Through survey data, the researchers “found that too much milk – three or more glasses a day – was not only associated with mortality but also an increased risk of fracture and hip fracture” (15).
But, how can this be?
As Americans, nearly all of us grew up with the idea that drinking milk gives us strong bones. As it turns out, the dairy industry has carried out a fantastic advertising scheme that confirms the belief that milk is beneficial for bone health.
For example, we all remember the “Got Milk?” commercials. These advertisements were recognized by over 90% of the public when they originally aired (16).
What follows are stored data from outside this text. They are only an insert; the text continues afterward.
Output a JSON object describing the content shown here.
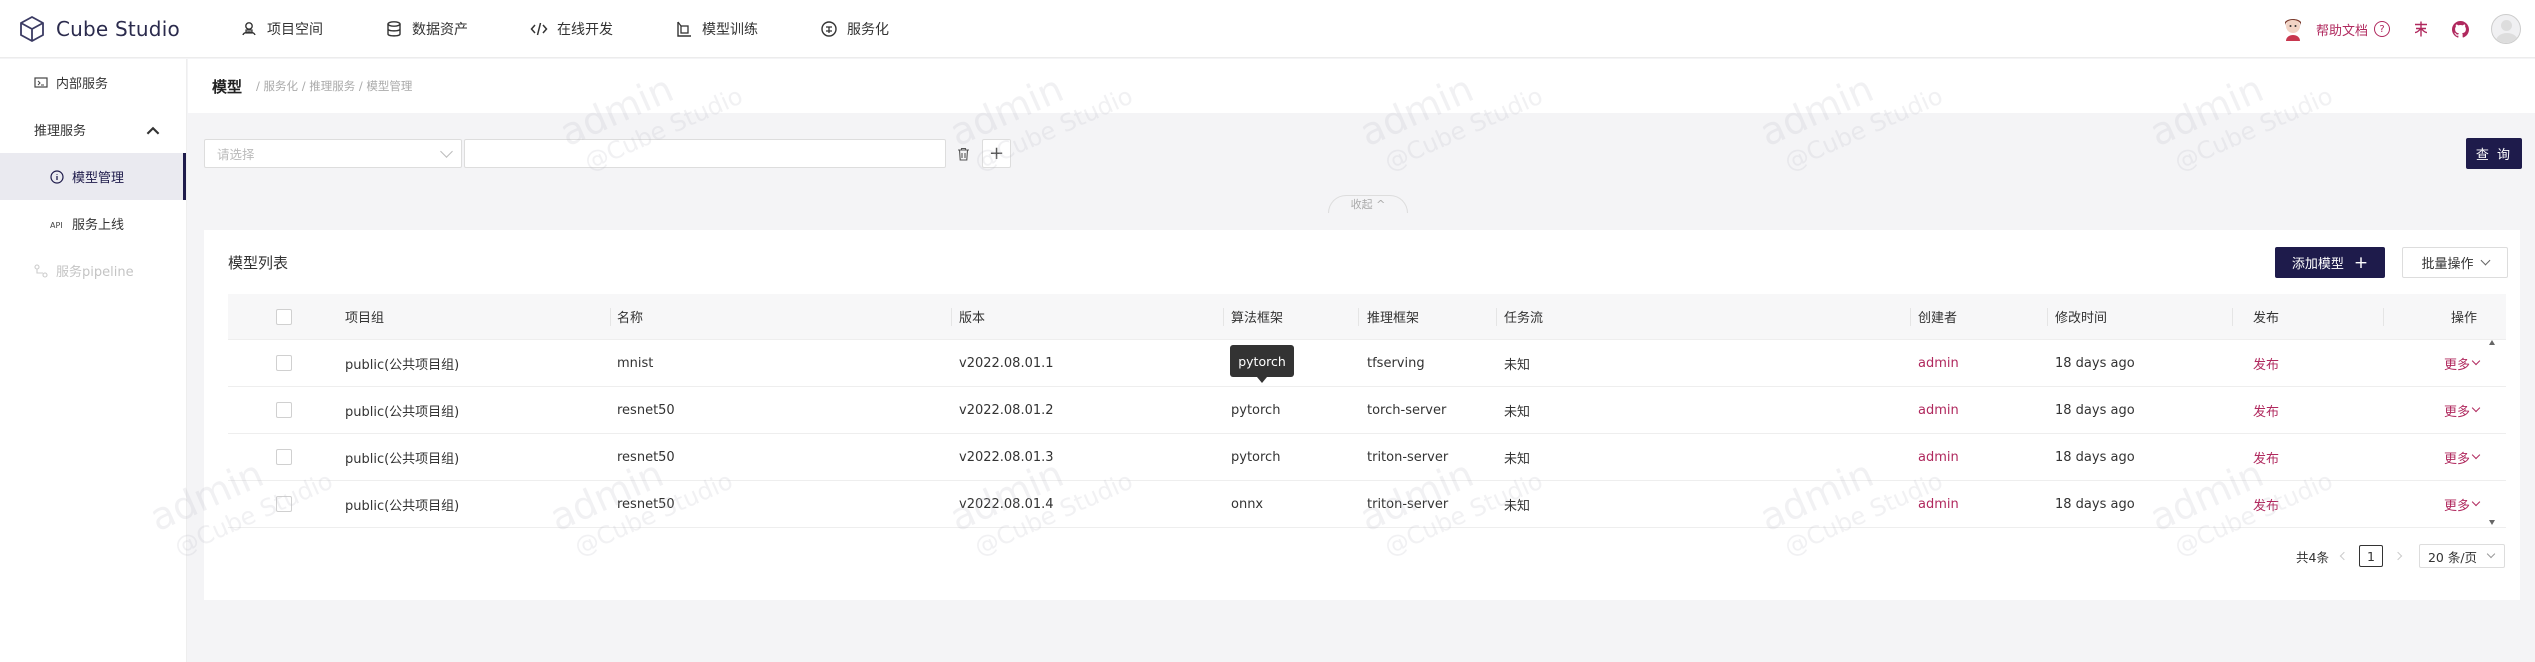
{
  "app": {
    "name": "Cube Studio"
  },
  "nav": [
    {
      "label": "项目空间",
      "icon": "project-icon"
    },
    {
      "label": "数据资产",
      "icon": "database-icon"
    },
    {
      "label": "在线开发",
      "icon": "code-icon"
    },
    {
      "label": "模型训练",
      "icon": "training-icon"
    },
    {
      "label": "服务化",
      "icon": "service-icon"
    }
  ],
  "header_right": {
    "help": "帮助文档",
    "help_icon": "?"
  },
  "sidebar": {
    "items": [
      {
        "label": "内部服务",
        "icon": "service-monitor-icon"
      },
      {
        "label": "推理服务",
        "icon": "chevron-up-icon"
      },
      {
        "label": "模型管理",
        "icon": "info-icon",
        "active": true
      },
      {
        "label": "服务上线",
        "icon": "api-icon"
      },
      {
        "label": "服务pipeline",
        "icon": "pipeline-icon",
        "disabled": true
      }
    ]
  },
  "breadcrumb": {
    "title": "模型",
    "path": "/ 服务化 / 推理服务 / 模型管理"
  },
  "filter": {
    "select_placeholder": "请选择",
    "query_label": "查 询",
    "collapse_label": "收起"
  },
  "card": {
    "title": "模型列表",
    "add_label": "添加模型",
    "batch_label": "批量操作"
  },
  "table": {
    "columns": [
      "项目组",
      "名称",
      "版本",
      "算法框架",
      "推理框架",
      "任务流",
      "创建者",
      "修改时间",
      "发布",
      "操作"
    ],
    "rows": [
      {
        "group": "public(公共项目组)",
        "name": "mnist",
        "version": "v2022.08.01.1",
        "algo": "",
        "infer": "tfserving",
        "flow": "未知",
        "creator": "admin",
        "modified": "18 days ago",
        "publish": "发布",
        "action": "更多"
      },
      {
        "group": "public(公共项目组)",
        "name": "resnet50",
        "version": "v2022.08.01.2",
        "algo": "pytorch",
        "infer": "torch-server",
        "flow": "未知",
        "creator": "admin",
        "modified": "18 days ago",
        "publish": "发布",
        "action": "更多"
      },
      {
        "group": "public(公共项目组)",
        "name": "resnet50",
        "version": "v2022.08.01.3",
        "algo": "pytorch",
        "infer": "triton-server",
        "flow": "未知",
        "creator": "admin",
        "modified": "18 days ago",
        "publish": "发布",
        "action": "更多"
      },
      {
        "group": "public(公共项目组)",
        "name": "resnet50",
        "version": "v2022.08.01.4",
        "algo": "onnx",
        "infer": "triton-server",
        "flow": "未知",
        "creator": "admin",
        "modified": "18 days ago",
        "publish": "发布",
        "action": "更多"
      }
    ]
  },
  "tooltip": {
    "text": "pytorch"
  },
  "pagination": {
    "total": "共4条",
    "current": "1",
    "page_size": "20 条/页"
  },
  "watermark": {
    "user": "admin",
    "brand": "@Cube Studio"
  },
  "colors": {
    "primary": "#1e1b4b",
    "link": "#b0295e"
  }
}
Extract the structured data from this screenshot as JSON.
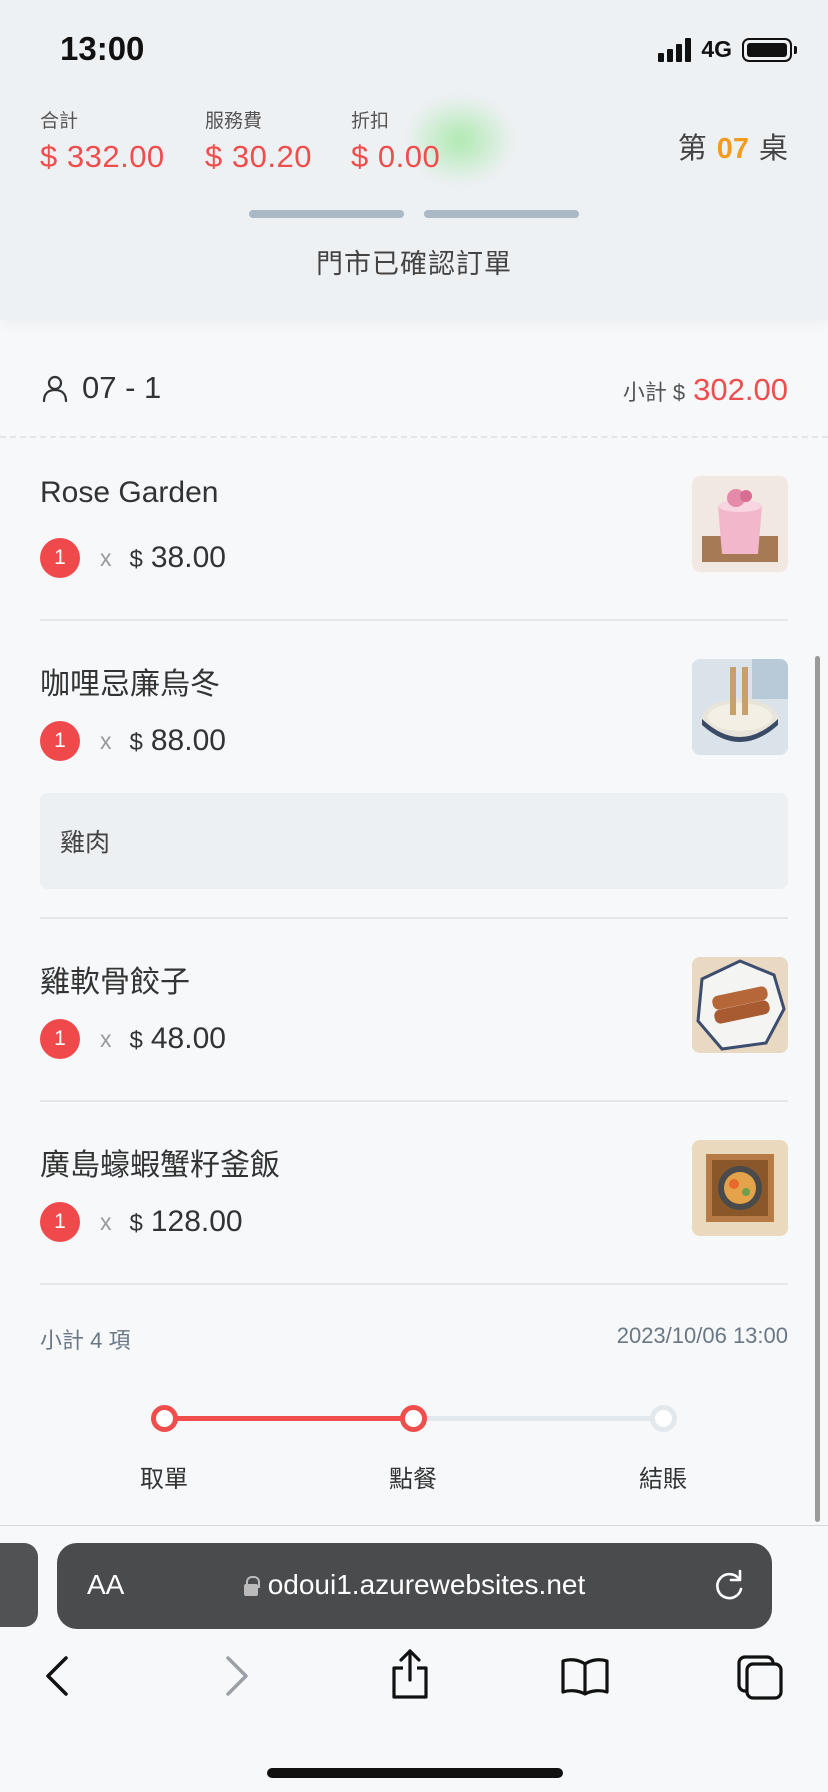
{
  "status_bar": {
    "time": "13:00",
    "network": "4G"
  },
  "summary": {
    "total_label": "合計",
    "total_value": "$ 332.00",
    "service_label": "服務費",
    "service_value": "$ 30.20",
    "discount_label": "折扣",
    "discount_value": "$ 0.00"
  },
  "table": {
    "prefix": "第",
    "number": "07",
    "suffix": "桌"
  },
  "order_status": "門市已確認訂單",
  "guest": {
    "id": "07 - 1",
    "subtotal_label": "小計 $",
    "subtotal_value": "302.00"
  },
  "items": [
    {
      "name": "Rose Garden",
      "qty": "1",
      "times": "x",
      "currency": "$",
      "price": "38.00"
    },
    {
      "name": "咖哩忌廉烏冬",
      "qty": "1",
      "times": "x",
      "currency": "$",
      "price": "88.00",
      "note": "雞肉"
    },
    {
      "name": "雞軟骨餃子",
      "qty": "1",
      "times": "x",
      "currency": "$",
      "price": "48.00"
    },
    {
      "name": "廣島蠔蝦蟹籽釜飯",
      "qty": "1",
      "times": "x",
      "currency": "$",
      "price": "128.00"
    }
  ],
  "footer": {
    "count_text": "小計 4 項",
    "datetime": "2023/10/06 13:00"
  },
  "steps": [
    {
      "label": "取單",
      "state": "done"
    },
    {
      "label": "點餐",
      "state": "current"
    },
    {
      "label": "結賬",
      "state": "todo"
    }
  ],
  "browser": {
    "aa_label": "AA",
    "url": "odoui1.azurewebsites.net"
  },
  "colors": {
    "accent": "#f04d4d",
    "table_number": "#f29b1d"
  }
}
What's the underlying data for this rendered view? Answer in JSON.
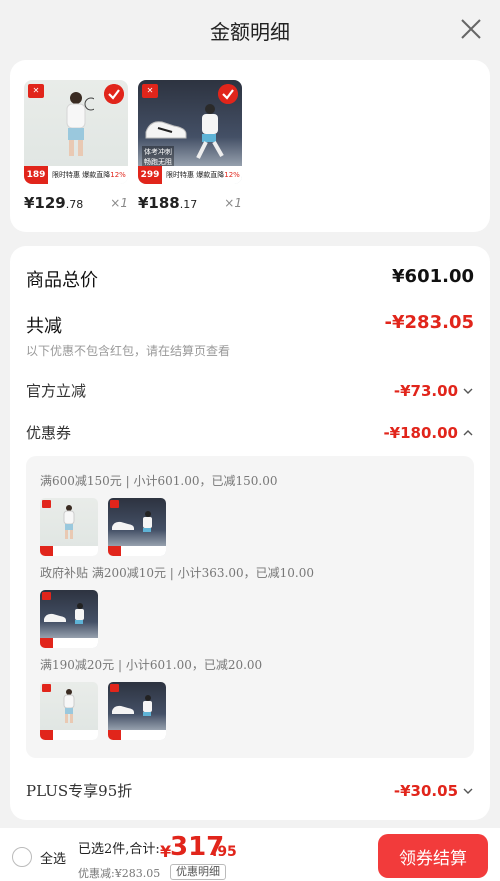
{
  "header": {
    "title": "金额明细"
  },
  "products": [
    {
      "price_int": "¥129",
      "price_dec": ".78",
      "qty": "×1",
      "promo_tag": "189",
      "promo_text": "限时特惠 爆款直降",
      "promo_pct": "12%"
    },
    {
      "price_int": "¥188",
      "price_dec": ".17",
      "qty": "×1",
      "promo_tag": "299",
      "promo_text": "限时特惠 爆款直降",
      "promo_pct": "12%",
      "overlay": "体考冲刺\n畅跑无阻"
    }
  ],
  "detail": {
    "total_label": "商品总价",
    "total_value": "¥601.00",
    "discount_label": "共减",
    "discount_value": "-¥283.05",
    "discount_note": "以下优惠不包含红包，请在结算页查看",
    "official_label": "官方立减",
    "official_value": "-¥73.00",
    "coupon_label": "优惠券",
    "coupon_value": "-¥180.00",
    "coupon_lines": [
      "满600减150元 | 小计601.00，已减150.00",
      "政府补贴 满200减10元 | 小计363.00，已减10.00",
      "满190减20元 | 小计601.00，已减20.00"
    ],
    "plus_label": "PLUS专享95折",
    "plus_value": "-¥30.05"
  },
  "bottom": {
    "select_all": "全选",
    "summary": "已选2件,合计:",
    "currency": "¥",
    "total_int": "317",
    "total_dec": ".95",
    "discount": "优惠减:¥283.05",
    "detail_button": "优惠明细",
    "checkout_button": "领券结算"
  },
  "colors": {
    "accent_red": "#e1251b",
    "button_red": "#f23b3b"
  }
}
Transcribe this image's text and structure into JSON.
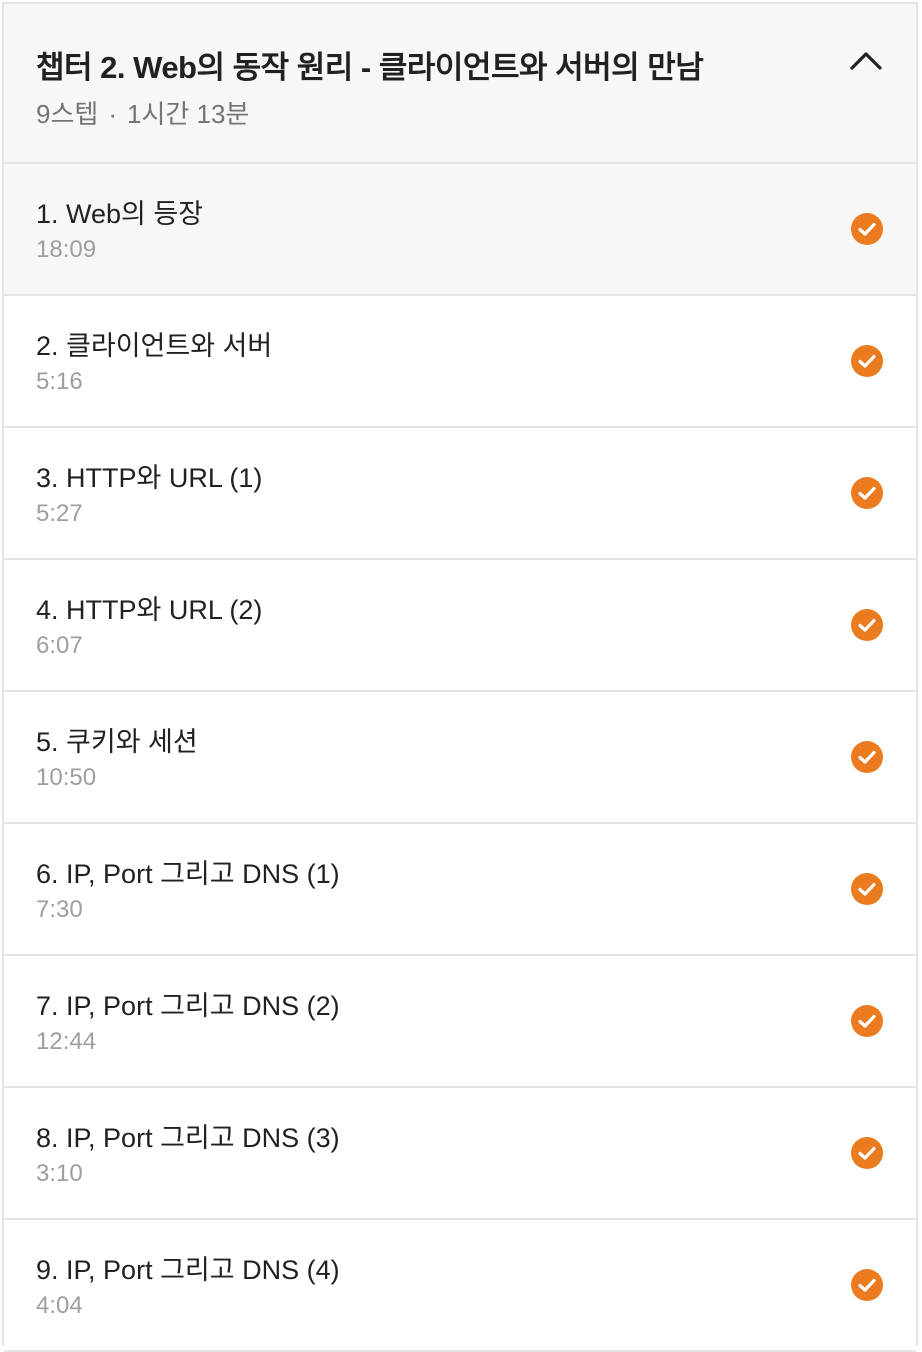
{
  "chapter": {
    "title": "챕터 2. Web의 동작 원리 - 클라이언트와 서버의 만남",
    "step_count": "9스텝",
    "separator": "·",
    "total_duration": "1시간 13분",
    "collapse_icon": "chevron-up-icon"
  },
  "accent_color": "#ec7b1f",
  "steps": [
    {
      "title": "1. Web의 등장",
      "duration": "18:09",
      "completed": true,
      "active": true
    },
    {
      "title": "2. 클라이언트와 서버",
      "duration": "5:16",
      "completed": true
    },
    {
      "title": "3. HTTP와 URL (1)",
      "duration": "5:27",
      "completed": true
    },
    {
      "title": "4. HTTP와 URL (2)",
      "duration": "6:07",
      "completed": true
    },
    {
      "title": "5. 쿠키와 세션",
      "duration": "10:50",
      "completed": true
    },
    {
      "title": "6. IP, Port 그리고 DNS (1)",
      "duration": "7:30",
      "completed": true
    },
    {
      "title": "7. IP, Port 그리고 DNS (2)",
      "duration": "12:44",
      "completed": true
    },
    {
      "title": "8. IP, Port 그리고 DNS (3)",
      "duration": "3:10",
      "completed": true
    },
    {
      "title": "9. IP, Port 그리고 DNS (4)",
      "duration": "4:04",
      "completed": true
    }
  ]
}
They encouraged more people to drink milk, as they portrayed it as a healthy option for athletes and health-conscious people alike.
So, this begs the question, do human beings need dairy for strong bones?
First, we must consider the history of domesticating cattle. According to a genetic study conducted in 2012, homo sapiens began consuming dairy products about 10,500 years ago (17). Clearly, our ancestors survived with strong bones for thousands of years without ever consuming dairy products.
Now, let’s fast forward to current day human beings. Roughly 65% of the global population is lactose intolerant (18). In other words, 65 out of every 100 human beings is unable to properly digest lactose, the main carbohydrate found in all dairy products.
If milk is supposed to be the magical liquid for supporting bone health, why do so many groups of people struggle to digest it? After the 3-5 age mark, we begin to lose the ability to digest lactose.
The level of the enzyme lactase, which breaks down lactose, declines quickly over time in the human body. Clearly, our bodies are not well equipped to consume cow milk products as we get older.
As stated earlier, we do need calcium to support our bones. However, calcium’s presence in cow’s milk does not justify its consumption. Other excellent sources of calcium include:
- Soy products (edemame, tofu, tempeh)
- Beans
- Nuts
- Seeds
- Leafy greens
Instead of suffering through indigestion and risking our long-term health, we can choose to consume our calcium in healthier foods. While more data is needed to determine whether dairy weakens our bones, it is evident that we do not need it to build dense, healthy bones.
Conclusions
The GOMAD diet is designed for people who want to gain weight fast. While you may accomplish this goal by drinking a gallon of milk per day, you can also safely put on weight without going to extremes.
Instead of drinking milk, which is associated with a variety of cancers, cardiovascular disease, and indigestion, you can consume a surplus of calories with a wide range of healthy foods such as whole grains, nuts, seeds, legumes, fruits, and vegetables.
If you want to drink your calories, you can make healthy smoothies with alternative milks to replace dairy!